The second store likely pulled some business away from Maggie’s existing ABC store.
“We knew some portion would be siphoned from store number one. We don’t know how much,” Pendley said, citing the myriad variables at play this year.
Since Maggie’s new store opened, revenue at Waynesville’s ABC profits have taken a dive (see chart). While Maggie ABC revenue has grown by an additional $30,000 to $50,000 a month since the opening of the new store, Waynesville’s has dropped by a comparable amount.
The drop in revenue came as no surprise to Joy Rasmus, the manager of the Waynesville ABC store.
“We were expecting an impact, but we didn’t know how much,” Rasmus said.
Waynesville once captured a large share of the liquor purchases in the county by default. Residents from the county’s outlying areas come to Waynesville for their grocery shopping. While in the neighborhood, they would stop by the ABC store.
But Maggie’s new store — stationed practically at Waynesville’s doorstep — is snagging a share of what Waynesville once got.
It’s particularly true for those making a special trip from places like Lake Junaluska and Jonathan Creek.
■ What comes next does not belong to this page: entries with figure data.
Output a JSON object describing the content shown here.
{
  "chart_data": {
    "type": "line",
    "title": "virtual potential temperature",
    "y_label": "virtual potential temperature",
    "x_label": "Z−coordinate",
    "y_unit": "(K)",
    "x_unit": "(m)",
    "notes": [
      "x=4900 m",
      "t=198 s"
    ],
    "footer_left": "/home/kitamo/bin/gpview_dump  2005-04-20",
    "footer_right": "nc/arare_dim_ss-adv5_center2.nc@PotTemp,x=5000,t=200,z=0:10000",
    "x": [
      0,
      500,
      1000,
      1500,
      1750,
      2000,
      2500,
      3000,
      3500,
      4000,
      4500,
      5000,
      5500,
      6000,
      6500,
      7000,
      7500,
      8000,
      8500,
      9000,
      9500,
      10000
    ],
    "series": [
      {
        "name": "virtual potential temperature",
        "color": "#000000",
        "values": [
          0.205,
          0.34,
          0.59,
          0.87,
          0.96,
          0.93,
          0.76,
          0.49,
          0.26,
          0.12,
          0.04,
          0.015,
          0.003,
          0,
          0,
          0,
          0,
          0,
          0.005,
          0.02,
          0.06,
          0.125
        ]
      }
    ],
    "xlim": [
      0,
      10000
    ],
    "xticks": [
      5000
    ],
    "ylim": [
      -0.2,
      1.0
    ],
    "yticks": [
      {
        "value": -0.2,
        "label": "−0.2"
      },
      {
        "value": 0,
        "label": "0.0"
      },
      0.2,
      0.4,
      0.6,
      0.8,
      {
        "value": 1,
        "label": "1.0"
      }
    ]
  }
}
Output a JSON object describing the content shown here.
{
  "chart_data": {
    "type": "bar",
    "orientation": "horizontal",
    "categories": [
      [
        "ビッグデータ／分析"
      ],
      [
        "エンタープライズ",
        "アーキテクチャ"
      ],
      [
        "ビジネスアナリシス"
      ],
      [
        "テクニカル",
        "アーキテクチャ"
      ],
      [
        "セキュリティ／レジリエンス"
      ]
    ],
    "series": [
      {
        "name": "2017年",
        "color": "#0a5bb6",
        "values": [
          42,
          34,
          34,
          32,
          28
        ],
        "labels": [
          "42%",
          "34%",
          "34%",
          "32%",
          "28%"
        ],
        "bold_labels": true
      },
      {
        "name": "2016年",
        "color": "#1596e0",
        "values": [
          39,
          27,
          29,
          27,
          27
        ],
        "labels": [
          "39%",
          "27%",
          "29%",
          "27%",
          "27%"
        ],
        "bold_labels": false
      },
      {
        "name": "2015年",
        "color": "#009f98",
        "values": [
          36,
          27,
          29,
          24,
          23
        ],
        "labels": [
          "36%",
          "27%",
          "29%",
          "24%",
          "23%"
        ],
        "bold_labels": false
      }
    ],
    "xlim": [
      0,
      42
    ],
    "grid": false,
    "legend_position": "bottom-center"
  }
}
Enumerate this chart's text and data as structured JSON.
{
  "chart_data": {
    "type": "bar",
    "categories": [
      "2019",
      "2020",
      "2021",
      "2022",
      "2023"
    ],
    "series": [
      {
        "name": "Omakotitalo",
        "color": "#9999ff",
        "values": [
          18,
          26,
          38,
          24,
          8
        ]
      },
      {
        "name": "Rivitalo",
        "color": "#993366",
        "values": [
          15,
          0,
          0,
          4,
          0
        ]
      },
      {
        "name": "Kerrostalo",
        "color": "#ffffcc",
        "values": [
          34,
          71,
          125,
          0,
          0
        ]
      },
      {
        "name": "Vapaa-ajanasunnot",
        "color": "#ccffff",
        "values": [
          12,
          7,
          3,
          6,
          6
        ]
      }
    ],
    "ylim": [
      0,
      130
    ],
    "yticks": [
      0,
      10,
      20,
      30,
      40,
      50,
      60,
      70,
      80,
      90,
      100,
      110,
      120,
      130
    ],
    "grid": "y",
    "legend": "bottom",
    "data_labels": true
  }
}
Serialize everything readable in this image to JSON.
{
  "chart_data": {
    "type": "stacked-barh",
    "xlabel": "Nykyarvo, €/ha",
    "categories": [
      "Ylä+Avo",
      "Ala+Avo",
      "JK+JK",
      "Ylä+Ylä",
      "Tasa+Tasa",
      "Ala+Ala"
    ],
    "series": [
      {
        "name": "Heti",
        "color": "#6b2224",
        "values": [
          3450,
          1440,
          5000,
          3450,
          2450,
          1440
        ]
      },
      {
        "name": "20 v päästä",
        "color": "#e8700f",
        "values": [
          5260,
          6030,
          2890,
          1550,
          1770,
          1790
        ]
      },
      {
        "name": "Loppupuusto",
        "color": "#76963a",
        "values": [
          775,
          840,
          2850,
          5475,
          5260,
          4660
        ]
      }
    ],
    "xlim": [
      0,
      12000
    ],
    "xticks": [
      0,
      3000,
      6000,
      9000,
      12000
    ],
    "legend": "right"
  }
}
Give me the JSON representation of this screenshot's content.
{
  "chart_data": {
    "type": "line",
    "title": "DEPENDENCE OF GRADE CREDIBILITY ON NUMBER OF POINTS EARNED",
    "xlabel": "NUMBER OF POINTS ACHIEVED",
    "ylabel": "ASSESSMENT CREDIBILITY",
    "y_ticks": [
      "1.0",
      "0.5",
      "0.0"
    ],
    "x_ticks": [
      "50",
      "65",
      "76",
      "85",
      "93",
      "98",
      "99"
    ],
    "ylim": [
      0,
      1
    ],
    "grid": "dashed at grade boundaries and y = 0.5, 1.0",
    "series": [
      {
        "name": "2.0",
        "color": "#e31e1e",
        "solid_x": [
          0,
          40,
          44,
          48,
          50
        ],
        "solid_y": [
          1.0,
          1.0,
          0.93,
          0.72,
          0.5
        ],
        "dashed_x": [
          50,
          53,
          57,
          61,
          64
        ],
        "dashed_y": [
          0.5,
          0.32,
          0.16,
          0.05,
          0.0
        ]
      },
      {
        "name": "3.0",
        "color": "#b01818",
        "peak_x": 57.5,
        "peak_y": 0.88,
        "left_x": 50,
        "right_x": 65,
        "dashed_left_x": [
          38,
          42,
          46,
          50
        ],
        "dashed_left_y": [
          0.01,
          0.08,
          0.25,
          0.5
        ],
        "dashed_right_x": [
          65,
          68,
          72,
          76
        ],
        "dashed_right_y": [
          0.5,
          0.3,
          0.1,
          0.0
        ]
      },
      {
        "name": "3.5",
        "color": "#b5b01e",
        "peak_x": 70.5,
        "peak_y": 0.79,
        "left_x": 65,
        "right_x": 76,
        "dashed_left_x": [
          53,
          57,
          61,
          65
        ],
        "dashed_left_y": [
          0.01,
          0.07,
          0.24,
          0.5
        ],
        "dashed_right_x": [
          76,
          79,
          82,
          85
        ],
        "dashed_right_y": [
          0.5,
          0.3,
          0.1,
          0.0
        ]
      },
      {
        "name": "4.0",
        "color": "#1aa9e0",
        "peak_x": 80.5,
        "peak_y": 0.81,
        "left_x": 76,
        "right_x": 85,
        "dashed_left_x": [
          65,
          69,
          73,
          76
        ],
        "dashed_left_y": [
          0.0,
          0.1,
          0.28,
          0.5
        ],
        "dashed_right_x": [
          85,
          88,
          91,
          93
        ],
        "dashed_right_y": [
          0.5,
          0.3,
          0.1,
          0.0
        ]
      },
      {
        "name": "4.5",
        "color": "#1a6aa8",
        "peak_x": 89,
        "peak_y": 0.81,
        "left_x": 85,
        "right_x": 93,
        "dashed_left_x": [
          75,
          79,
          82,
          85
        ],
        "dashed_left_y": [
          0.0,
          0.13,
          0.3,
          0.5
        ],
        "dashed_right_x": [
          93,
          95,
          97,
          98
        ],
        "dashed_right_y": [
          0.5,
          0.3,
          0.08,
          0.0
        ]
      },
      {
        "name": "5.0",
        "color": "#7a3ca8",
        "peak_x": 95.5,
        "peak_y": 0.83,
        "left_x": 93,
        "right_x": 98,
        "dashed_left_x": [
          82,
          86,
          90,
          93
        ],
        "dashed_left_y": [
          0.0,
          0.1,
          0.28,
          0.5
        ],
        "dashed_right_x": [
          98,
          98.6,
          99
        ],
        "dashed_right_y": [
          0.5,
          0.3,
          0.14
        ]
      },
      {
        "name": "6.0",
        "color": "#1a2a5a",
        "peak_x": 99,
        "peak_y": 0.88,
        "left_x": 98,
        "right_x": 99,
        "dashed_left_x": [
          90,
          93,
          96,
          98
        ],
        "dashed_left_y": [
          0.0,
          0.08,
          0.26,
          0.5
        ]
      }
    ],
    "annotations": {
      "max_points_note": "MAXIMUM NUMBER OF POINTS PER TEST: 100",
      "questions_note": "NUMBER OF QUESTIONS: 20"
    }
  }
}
“If you were just coming to town to buy alcohol, it is easier to stop at Maggie’s new store,” Rasmus said.
In response, Waynesville’s ABC Board is contemplating a new store of its own: one in the vicinity of the new Super Wal-Mart. Super Wal-Mart pulls in a huge volume of traffic, which Rasmus would like to capitalize on.
The current ABC store in Waynesville has been there since 1967.
“Absolutely we’ve outgrown it,” Rasmus said.
The Waynesville ABC Board is keeping an eye out for property to build on in the Super Wal-Mart vicinity, but there’s nothing concrete in the works yet.
“In a perfect world, it would be nice to keep two stores,” Rasmus said.
Opening a new ABC store isn’t cheap, Pendley said. There’s the cost of land and construction, but there’s also start up costs like shelving and a computer system. The upfront inventory cost to stock the store was “overwhelming,” Pendley added.
“We had no idea that there was going to be a recession or we probably wouldn’t have done it at this time, but we were too far committed not to go ahead with it,” Pendley said of the second store.
But Pendley is glad they did. The second store has already proven lucrative and will continue to pay off for the town, which reaps the profits from ABC operations.
“The whole purpose is to get more revenue to keep down taxes,” Pendley said of their mission.